Boiler owners hit by huge payment cuts to RHI scheme refused legal action at Supreme Court

The Supreme Court Credit: PA

Boiler owners hit by huge payment cuts to Northern Ireland’s botched Renewable Heat Incentive scheme have been blocked from taking their legal battle to the UK’s highest court.

Justices at the Supreme Court in London refused permission to appeal previous rulings that the swinging tariff rates to businesses signed up to the green energy initiative were lawful.

Applications were denied on the basis that they raised no arguable point of law.

The decision, issued on Tuesday, represents a further blow to the campaign by operators who believed their subsidies were guaranteed for 20 years.

Members of the Renewable Heat Association NI Ltd will now consider an attempt to take their legal fight to the European Court of Human Rights. 

Andrew Trimble, chairman of the association, said: "The Supreme Court's rejection of our application for leave to appeal is a disappointment and a significant set back for the renewable energy sector in Northern Ireland.” 

He added: “Our strategy is twin-track: we have the mandate to pursue the matter through the European courts whilst at home, we must convince and cajole our MLAs to recognise the damage that they have done to potential foreign direct investment and the achievement of the climate counter climate change goals.”

The Association and Co Antrim poultry farmer Thomas Forgrave took separate cases against the Department over legislative changes introduced in 2017 and 2019.

The revised RHI regulations saw average annual payments to non-domestic operators slashed from £13,000 to £2,000.

Boiler owners claim it was an unlawful step as they were given cast-iron assurances on the rate of return when they invested in the incentive back in 2012.

Set up to encourage businesses and other non-domestic users to switch to environmentally friendly wood pellet burning systems, the RHI scheme was plunged into controversy after the potential cost to taxpayers emerged.

Because subsidies were higher than fuel costs it became known as "cash for ash", closed to new entrants in 2016 and eventually led to the collapse of Stormont's power-sharing administration a year later.

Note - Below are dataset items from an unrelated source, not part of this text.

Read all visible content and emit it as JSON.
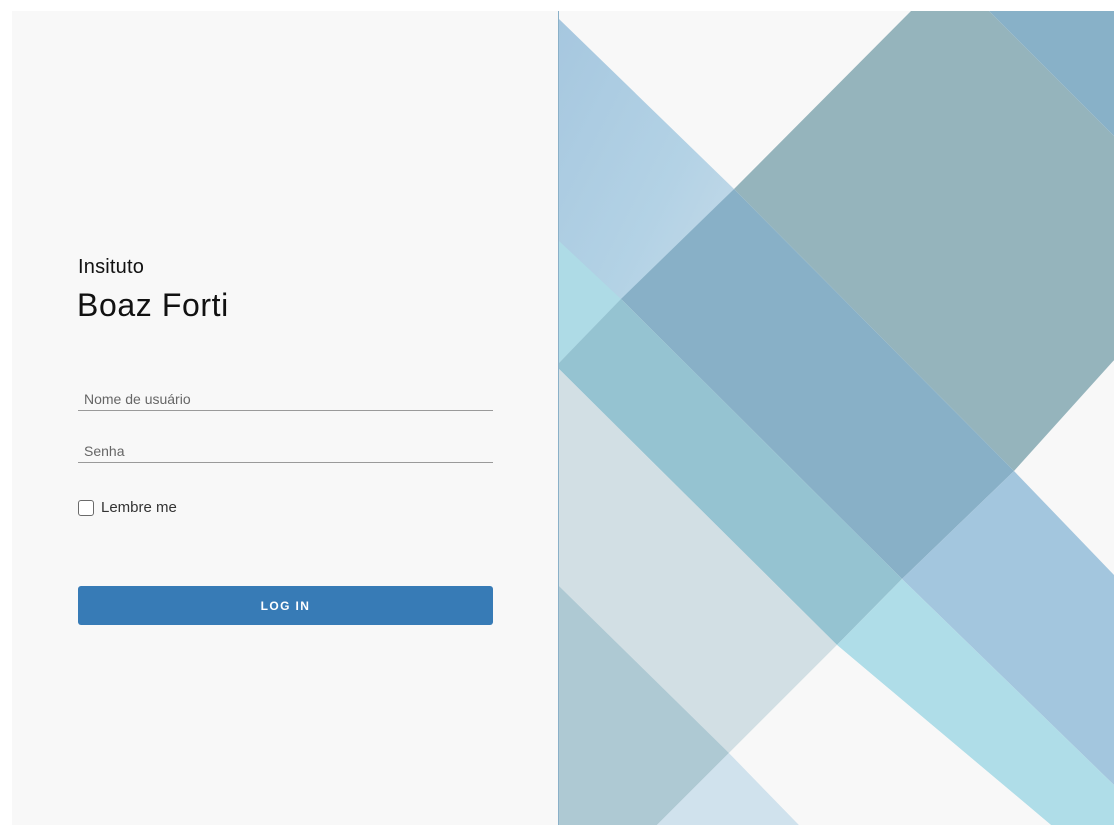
{
  "brand": {
    "subtitle": "Insituto",
    "title": "Boaz Forti"
  },
  "form": {
    "username_placeholder": "Nome de usuário",
    "username_value": "",
    "password_placeholder": "Senha",
    "password_value": "",
    "remember_label": "Lembre me",
    "remember_checked": false,
    "login_label": "LOG IN"
  },
  "colors": {
    "button": "#377bb6",
    "background": "#f8f8f8"
  }
}
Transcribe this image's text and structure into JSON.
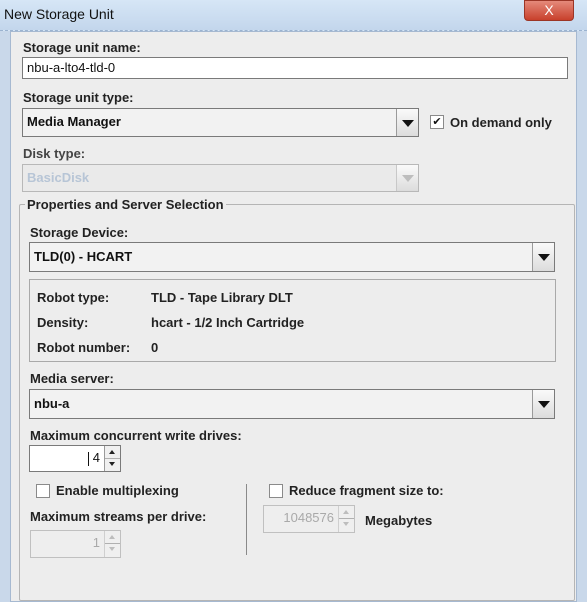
{
  "window": {
    "title": "New Storage Unit",
    "close_glyph": "X"
  },
  "fields": {
    "unit_name": {
      "label": "Storage unit name:",
      "value": "nbu-a-lto4-tld-0"
    },
    "unit_type": {
      "label": "Storage unit type:",
      "value": "Media Manager"
    },
    "on_demand": {
      "label": "On demand only",
      "checked": true,
      "check_glyph": "✔"
    },
    "disk_type": {
      "label": "Disk type:",
      "value": "BasicDisk"
    }
  },
  "properties": {
    "title": "Properties and Server Selection",
    "storage_device": {
      "label": "Storage Device:",
      "value": "TLD(0) - HCART"
    },
    "info": [
      {
        "key": "Robot type:",
        "value": "TLD - Tape Library DLT"
      },
      {
        "key": "Density:",
        "value": "hcart - 1/2 Inch Cartridge"
      },
      {
        "key": "Robot number:",
        "value": "0"
      }
    ],
    "media_server": {
      "label": "Media server:",
      "value": "nbu-a"
    },
    "max_write_drives": {
      "label": "Maximum concurrent write drives:",
      "value": "4"
    },
    "multiplexing": {
      "label": "Enable multiplexing",
      "checked": false
    },
    "max_streams": {
      "label": "Maximum streams per drive:",
      "value": "1"
    },
    "fragment": {
      "label": "Reduce fragment size to:",
      "checked": false,
      "value": "1048576",
      "unit": "Megabytes"
    }
  }
}
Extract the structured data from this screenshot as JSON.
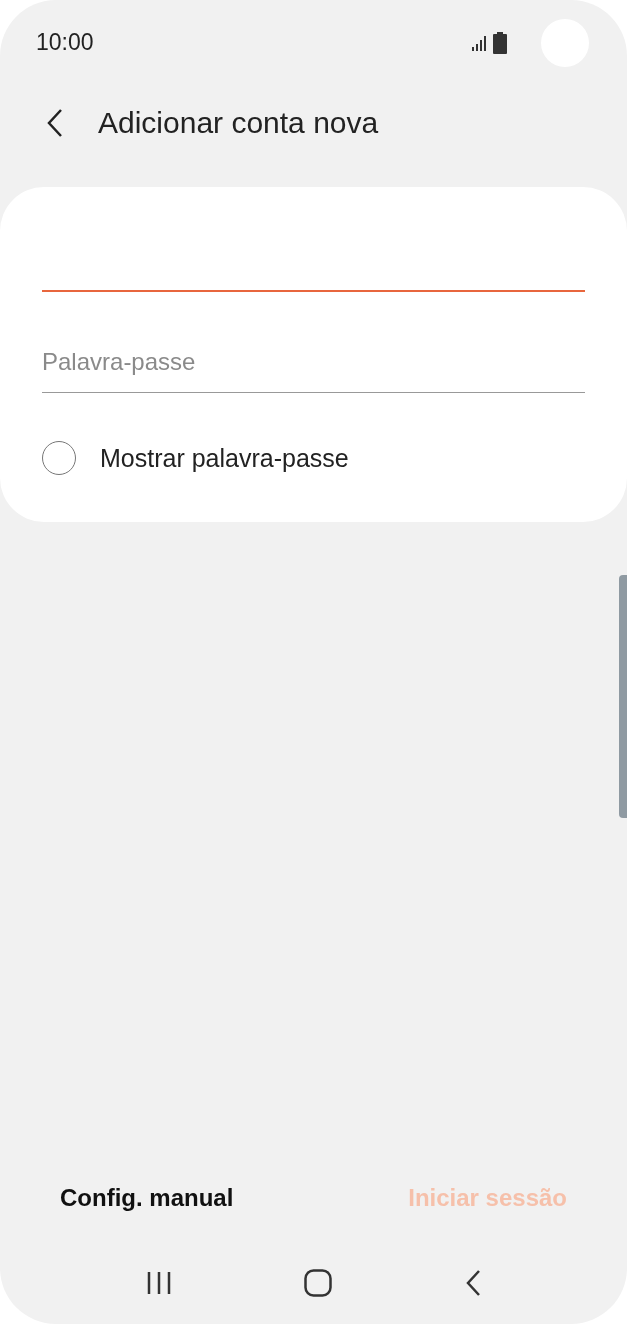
{
  "status_bar": {
    "time": "10:00"
  },
  "header": {
    "title": "Adicionar conta nova"
  },
  "form": {
    "email": {
      "focused": true
    },
    "password": {
      "placeholder": "Palavra-passe"
    },
    "show_password": {
      "label": "Mostrar palavra-passe",
      "checked": false
    }
  },
  "actions": [
    {
      "label": "Config. manual",
      "disabled": false
    },
    {
      "label": "Iniciar sessão",
      "disabled": true
    }
  ]
}
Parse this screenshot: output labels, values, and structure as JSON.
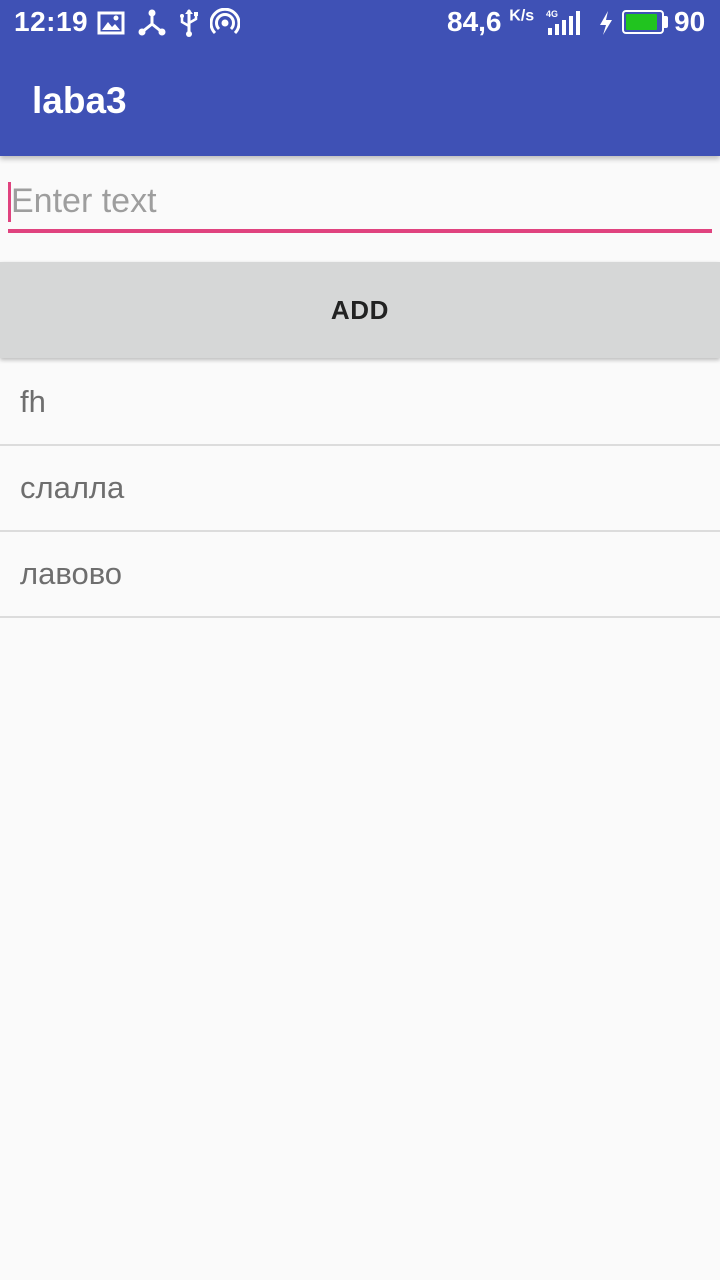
{
  "status_bar": {
    "time": "12:19",
    "icons": [
      "image-icon",
      "share-icon",
      "usb-icon",
      "hotspot-icon",
      "signal-icon",
      "charging-icon",
      "battery-icon"
    ],
    "network_speed": "84,6",
    "network_speed_unit": "K/s",
    "network_type": "4G",
    "battery_level": "90",
    "battery_fraction": 0.9,
    "battery_color": "#21c41f"
  },
  "app_bar": {
    "title": "laba3",
    "color": "#3f51b5"
  },
  "input": {
    "value": "",
    "placeholder": "Enter text",
    "accent_color": "#e0437f"
  },
  "add_button": {
    "label": "ADD"
  },
  "list": {
    "items": [
      "fh",
      "слалла",
      "лавово"
    ]
  }
}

A public inquiry chaired by Sir Patrick Coghlin identified a series of failings but found no evidence of illegal activity.

Two judicial review challenges at the High Court in Belfast held that the reduced tariffs were lawful.

Lawyers for the “2012 cohort” of boiler owners appealed those rulings, claiming insufficient weight was given to the potentially catastrophic impact on their livelihoods.

Mr Forgrave’s award-winning business was said to have been left potentially unviable after he borrowed hundreds of thousands of pounds to install ten biomass boilers at his poultry farm in Co Antrim.

The Court of Appeal also heard that despite lurid headlines at one stage about the scheme potentially costing up to £700m, a £390m underspend is now estimated.

Counsel for the Department insisted the level of payments made to Mr Forgrave was “not an excessive burden”.

He also forecast that the poultry farmer could have received nearly £8m over the lifetime of the scheme if the 2012 rates remained in place.

Based on the RHI methodology, another man who installed four 99kw boilers at a total cost of £111,000 was said to have secured returns of 204%.

He would have been paid more than £2.5m if subsidies had continued at the original rate, the court heard.

The Department argued that a government authority can break a legitimate expectation, provided it does not amount to an abuse of power.

In February, the Court of Appeal ruled that the payment cuts were lawfully made to prevent a crisis in public finances.

Senior judges accepted RHI boiler owners had a legitimate expectation the rates were guaranteed, but they held this belief could be legitimately frustrated due to the wider public interest in protecting the Northern Ireland budget.